By making sure lines of communication between sales and finance are open, White hopes the sales force will see his department as enabling well-structured deals rather than blocking them. “We want our salespeople to feel comfortable calling in the revenue recognition specialists as soon as a deal starts shaping up in other-than-standard terms,” he adds.
That philosophy is echoed at Salesforce.com Inc., a fast-growing software company in San Francisco. There, large sales contracts are continually reviewed by a dedicated team of two to four finance executives. Complex transactions command the attention of CFO Steve Cakebread. New hires go through an orientation process in which revenue recognition issues are layered in to a larger discussion about business ethics, says Cakebread, adding that he wants salespeople to understand that the finance department will work to get deals done.
What makes an initiative particularly effective, says SAP’s White, is its ties to compensation. The firm regularly reviews its compensation for salespeople to make sure it provides ample rewards without promoting deals that straddle or cross a regulatory line. If SAP seeks to sell to a new division of an established customer, for example, it provides salespeople with incentives aligned with revenue recognition rules.
What the initiatives guard against, says Geac’s de Winter, are red flags that could cause accounting hassles. Take performance guarantees. In the software industry, customers sometimes demand guarantees that a new product will integrate well with other software on their systems. Or they may insist the software be customized. Such promises create headaches for finance because, under GAAP, recognition of the revenue would have to be deferred until the software works as promised — which could take months and involve additional consulting.
Promises of future upgrades or other deal sweeteners are also troublesome. For example, says de Winter, “a salesperson may tip the customer that a new version is due in six months, then [offer] a free upgrade if the sale closes now.” Auditors usually take the position that the customer isn’t buying the current functionality but rather functionality that isn’t on the market yet. So, depending on circumstances, only a portion of the revenue may be recognized at the time of the sale of the first version.
Extended-payment terms cause problems, too. Sometimes, to meet goals, a salesperson will urge a customer to buy now and pay later. Even long-cherished freebies such as support or no-cost training for staff using the software may be, under certain circumstances, taboo. “Freebies create a multi-element deal, and from a finance point of view, that’s a challenge for revenue recognition,” says de Winter. “Deals that have multiple elements, meaning software, services, support, and training, need to have a fair-market value assigned to each component.” Revenue from each may have to be spread out over months or even years.
Understandably, there is tension between sales and finance over what can be promised and what can be recognized. And that tension is often directed at the CFO who delivers the news that certain sales techniques are now banned. At Geac, de Winter and her team, at least early on, heard muttering about “stupid regulations.”
Overcoming that hostility takes time, but it can be done.

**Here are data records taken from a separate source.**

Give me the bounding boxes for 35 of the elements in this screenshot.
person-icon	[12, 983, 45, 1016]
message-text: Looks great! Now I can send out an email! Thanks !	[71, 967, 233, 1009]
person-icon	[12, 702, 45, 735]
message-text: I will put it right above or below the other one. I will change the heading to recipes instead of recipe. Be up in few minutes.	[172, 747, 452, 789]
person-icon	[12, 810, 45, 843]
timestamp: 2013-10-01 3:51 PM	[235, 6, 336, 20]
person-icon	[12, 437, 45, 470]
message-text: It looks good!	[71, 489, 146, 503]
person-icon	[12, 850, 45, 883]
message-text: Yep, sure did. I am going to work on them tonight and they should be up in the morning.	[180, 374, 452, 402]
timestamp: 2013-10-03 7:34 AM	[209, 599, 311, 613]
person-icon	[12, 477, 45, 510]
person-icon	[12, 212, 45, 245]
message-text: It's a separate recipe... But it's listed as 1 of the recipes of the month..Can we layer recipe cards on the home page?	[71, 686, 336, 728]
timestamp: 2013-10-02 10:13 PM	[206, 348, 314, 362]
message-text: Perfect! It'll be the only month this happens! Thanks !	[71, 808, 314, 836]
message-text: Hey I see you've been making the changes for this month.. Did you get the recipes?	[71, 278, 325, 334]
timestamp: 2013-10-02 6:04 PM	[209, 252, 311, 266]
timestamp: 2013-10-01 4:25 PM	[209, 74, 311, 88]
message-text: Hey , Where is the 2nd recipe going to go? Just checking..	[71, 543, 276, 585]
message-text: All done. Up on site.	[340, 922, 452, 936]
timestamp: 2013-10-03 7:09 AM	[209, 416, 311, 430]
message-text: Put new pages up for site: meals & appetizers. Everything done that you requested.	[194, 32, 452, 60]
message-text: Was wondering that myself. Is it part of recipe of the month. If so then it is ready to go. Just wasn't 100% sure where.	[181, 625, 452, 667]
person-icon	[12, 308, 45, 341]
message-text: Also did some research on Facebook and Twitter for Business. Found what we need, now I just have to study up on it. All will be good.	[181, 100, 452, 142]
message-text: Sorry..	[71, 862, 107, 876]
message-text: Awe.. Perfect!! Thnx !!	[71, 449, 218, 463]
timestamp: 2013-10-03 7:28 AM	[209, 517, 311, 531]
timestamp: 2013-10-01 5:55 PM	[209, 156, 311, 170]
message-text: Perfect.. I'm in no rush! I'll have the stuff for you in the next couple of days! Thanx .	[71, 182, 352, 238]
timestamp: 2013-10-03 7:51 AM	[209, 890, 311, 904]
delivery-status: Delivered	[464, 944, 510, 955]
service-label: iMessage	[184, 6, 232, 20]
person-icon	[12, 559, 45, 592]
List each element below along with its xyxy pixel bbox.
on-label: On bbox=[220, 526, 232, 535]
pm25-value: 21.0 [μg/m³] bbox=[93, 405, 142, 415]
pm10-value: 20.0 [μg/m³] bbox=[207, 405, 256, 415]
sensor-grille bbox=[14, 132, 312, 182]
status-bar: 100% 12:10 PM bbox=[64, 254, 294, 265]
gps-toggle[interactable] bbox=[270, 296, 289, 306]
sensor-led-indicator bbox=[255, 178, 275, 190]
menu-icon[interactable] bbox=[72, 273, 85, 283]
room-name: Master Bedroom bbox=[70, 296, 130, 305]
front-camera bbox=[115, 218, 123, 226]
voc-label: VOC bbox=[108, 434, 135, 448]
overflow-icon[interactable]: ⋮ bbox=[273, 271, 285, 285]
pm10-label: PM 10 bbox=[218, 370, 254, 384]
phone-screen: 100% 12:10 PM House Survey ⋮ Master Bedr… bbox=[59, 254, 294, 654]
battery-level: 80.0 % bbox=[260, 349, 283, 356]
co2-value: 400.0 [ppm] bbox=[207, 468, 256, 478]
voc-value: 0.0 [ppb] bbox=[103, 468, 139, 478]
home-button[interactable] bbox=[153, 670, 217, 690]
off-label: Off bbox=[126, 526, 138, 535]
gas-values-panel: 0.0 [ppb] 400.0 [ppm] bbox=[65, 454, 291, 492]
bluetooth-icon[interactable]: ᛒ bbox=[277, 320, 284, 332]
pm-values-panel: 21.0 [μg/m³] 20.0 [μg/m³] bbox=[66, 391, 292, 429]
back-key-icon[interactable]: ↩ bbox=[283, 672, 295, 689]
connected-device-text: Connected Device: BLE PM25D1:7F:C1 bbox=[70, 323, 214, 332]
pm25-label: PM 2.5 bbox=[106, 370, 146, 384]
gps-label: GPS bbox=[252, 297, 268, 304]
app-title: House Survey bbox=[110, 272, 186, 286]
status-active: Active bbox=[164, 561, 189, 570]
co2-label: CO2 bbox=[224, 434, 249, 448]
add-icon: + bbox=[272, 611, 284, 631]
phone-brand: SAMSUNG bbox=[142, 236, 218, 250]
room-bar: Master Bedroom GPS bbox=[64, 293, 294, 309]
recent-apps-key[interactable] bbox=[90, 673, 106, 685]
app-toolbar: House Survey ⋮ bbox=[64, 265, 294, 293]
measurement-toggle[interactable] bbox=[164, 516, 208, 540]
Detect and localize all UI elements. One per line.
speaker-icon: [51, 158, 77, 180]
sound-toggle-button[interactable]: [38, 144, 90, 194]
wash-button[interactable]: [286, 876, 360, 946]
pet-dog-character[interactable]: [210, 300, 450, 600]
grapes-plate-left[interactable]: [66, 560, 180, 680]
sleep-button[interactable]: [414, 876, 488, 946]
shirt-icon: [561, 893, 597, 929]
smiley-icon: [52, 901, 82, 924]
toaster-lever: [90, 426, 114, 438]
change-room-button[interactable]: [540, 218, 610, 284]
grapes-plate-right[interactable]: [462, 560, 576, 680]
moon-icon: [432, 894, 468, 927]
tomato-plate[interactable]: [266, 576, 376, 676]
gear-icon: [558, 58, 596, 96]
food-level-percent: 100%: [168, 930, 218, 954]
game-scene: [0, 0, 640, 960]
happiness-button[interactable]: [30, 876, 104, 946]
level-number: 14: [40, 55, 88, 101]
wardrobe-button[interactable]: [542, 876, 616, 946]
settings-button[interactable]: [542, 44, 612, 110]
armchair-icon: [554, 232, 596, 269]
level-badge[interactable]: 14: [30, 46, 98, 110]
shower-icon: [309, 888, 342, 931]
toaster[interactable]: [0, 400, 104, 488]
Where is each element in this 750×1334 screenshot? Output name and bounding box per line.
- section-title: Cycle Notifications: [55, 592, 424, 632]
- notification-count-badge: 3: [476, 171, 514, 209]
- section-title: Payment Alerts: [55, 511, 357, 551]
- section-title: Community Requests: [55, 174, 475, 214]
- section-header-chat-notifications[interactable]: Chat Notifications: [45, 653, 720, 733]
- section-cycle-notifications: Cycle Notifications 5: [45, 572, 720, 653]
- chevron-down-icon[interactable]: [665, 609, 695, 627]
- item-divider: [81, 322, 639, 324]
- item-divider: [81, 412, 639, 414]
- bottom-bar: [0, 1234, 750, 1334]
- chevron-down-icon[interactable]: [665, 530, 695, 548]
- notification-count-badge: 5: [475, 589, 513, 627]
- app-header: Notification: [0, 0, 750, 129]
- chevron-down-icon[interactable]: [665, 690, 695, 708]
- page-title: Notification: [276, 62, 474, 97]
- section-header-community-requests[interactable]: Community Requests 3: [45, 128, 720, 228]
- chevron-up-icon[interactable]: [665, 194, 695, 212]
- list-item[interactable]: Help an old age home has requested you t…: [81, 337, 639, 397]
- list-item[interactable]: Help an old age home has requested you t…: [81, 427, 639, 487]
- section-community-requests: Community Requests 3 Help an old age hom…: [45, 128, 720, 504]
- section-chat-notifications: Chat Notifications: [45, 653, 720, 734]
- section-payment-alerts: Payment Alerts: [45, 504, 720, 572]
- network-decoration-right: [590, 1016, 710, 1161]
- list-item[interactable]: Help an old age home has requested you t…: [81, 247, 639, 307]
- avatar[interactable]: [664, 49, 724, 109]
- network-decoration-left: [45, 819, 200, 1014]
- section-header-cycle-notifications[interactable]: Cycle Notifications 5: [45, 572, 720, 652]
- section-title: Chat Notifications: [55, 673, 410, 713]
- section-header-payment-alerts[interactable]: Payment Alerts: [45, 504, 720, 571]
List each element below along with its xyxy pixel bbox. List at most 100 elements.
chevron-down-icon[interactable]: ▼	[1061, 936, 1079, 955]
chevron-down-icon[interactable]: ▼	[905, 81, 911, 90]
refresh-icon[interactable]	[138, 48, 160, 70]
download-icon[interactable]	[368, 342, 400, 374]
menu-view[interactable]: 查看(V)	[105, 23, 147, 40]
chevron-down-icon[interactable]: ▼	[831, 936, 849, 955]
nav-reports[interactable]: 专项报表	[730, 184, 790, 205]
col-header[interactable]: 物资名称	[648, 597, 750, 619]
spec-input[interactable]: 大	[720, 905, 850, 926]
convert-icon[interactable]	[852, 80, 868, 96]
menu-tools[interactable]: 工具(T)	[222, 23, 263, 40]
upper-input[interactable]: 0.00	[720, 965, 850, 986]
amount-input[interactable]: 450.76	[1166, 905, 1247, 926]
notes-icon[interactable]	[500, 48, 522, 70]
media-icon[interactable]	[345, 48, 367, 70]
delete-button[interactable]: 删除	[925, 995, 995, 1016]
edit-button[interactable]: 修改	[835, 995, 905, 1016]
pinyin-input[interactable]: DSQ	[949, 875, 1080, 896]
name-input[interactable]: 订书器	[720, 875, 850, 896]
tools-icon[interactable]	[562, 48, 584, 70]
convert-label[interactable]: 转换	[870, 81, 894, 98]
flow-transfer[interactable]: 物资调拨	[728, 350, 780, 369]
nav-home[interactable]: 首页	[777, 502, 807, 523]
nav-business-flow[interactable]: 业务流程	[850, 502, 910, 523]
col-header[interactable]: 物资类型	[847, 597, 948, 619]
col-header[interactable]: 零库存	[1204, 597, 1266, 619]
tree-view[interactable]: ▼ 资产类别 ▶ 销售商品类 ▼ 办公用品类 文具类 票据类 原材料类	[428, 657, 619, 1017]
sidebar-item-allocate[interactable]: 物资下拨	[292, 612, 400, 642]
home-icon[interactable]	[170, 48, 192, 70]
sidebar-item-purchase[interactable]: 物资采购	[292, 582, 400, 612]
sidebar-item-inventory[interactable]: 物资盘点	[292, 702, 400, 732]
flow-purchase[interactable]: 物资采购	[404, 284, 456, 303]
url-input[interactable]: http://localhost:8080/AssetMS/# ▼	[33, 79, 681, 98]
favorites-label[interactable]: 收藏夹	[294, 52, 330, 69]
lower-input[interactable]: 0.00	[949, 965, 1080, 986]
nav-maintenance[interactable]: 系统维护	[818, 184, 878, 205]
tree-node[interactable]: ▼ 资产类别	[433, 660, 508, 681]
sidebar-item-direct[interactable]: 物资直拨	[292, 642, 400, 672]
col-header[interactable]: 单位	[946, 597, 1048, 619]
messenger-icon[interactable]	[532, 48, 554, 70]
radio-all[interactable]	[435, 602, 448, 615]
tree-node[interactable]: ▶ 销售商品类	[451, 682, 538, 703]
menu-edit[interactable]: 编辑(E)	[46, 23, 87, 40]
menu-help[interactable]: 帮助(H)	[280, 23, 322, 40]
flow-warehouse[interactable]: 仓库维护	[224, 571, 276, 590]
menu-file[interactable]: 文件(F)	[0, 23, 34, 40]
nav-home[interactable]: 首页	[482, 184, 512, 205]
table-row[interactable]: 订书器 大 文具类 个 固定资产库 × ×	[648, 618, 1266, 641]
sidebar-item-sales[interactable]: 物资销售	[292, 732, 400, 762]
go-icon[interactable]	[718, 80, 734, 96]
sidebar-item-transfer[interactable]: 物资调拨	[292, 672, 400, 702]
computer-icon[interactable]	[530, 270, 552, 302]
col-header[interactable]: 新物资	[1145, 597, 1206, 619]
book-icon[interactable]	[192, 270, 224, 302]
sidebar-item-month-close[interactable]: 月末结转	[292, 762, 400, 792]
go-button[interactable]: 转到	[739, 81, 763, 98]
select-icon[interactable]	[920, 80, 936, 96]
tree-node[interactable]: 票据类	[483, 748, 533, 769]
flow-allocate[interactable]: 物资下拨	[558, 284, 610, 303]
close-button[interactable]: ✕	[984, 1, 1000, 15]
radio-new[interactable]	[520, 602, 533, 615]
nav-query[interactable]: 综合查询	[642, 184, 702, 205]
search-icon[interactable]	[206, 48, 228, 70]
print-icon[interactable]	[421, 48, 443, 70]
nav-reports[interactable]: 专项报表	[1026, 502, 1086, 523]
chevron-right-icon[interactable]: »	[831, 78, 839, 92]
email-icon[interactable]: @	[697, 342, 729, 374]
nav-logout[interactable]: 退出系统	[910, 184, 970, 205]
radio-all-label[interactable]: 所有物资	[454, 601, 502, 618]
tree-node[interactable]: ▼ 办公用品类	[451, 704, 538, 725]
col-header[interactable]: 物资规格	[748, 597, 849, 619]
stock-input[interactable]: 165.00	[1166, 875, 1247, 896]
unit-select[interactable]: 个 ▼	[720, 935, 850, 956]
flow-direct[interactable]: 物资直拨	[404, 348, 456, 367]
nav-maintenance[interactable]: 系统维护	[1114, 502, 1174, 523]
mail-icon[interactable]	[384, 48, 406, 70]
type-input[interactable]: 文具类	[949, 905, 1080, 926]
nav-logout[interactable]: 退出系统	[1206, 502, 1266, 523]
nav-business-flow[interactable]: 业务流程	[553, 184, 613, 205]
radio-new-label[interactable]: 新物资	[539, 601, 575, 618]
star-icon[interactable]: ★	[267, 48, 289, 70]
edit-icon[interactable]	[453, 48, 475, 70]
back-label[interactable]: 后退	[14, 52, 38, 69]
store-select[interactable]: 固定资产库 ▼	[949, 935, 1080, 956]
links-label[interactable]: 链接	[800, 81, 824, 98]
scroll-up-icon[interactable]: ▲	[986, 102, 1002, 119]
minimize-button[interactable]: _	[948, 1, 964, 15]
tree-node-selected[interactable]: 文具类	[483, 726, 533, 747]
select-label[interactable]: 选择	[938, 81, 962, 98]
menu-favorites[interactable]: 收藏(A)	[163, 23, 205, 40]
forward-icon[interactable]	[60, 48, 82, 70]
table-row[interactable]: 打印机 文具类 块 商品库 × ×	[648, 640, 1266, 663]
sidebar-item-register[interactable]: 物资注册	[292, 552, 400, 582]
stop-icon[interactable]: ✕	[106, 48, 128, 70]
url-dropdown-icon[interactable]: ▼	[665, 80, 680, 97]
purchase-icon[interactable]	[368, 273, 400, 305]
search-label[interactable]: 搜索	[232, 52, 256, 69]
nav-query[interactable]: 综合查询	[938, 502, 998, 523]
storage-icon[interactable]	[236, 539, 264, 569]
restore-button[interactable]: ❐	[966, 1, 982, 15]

As proof, de Winter says she now hears salespeople knowledgeably describing deals with revenue recognition in mind. What’s happened, she says, is that salespeople have simply had to “accept that there’s a new world order — and that we are not alone in imposing [these] stricter rules.”
P.B. Gray is a freelance writer based in Wellesley, Massachusetts.
Finance executives who have developed revenue recognition programs for sales have some tips for those just beginning the process:
Navigate political waters carefully. Build support at the top of the organization first before trying to enlist sales executives, who may prickle at the intrusion.
Make educational programs simple, and even entertaining. One CFO dissects a “bad deal,” picking through a sales contract line by line during a presentation, then reconstructs the contract as a “good deal.”
Plan a minimum of three or four presentations to salespeople each year. Turnover can be high in sales. New hires may be unfamiliar with the rules of the game. Also, as regulators continue the crackdown, ever-stricter rules are likely.
Make sure that compensation programs for salespeople are well structured and don’t provide inducements — even subtle ones — to flout accounting rules.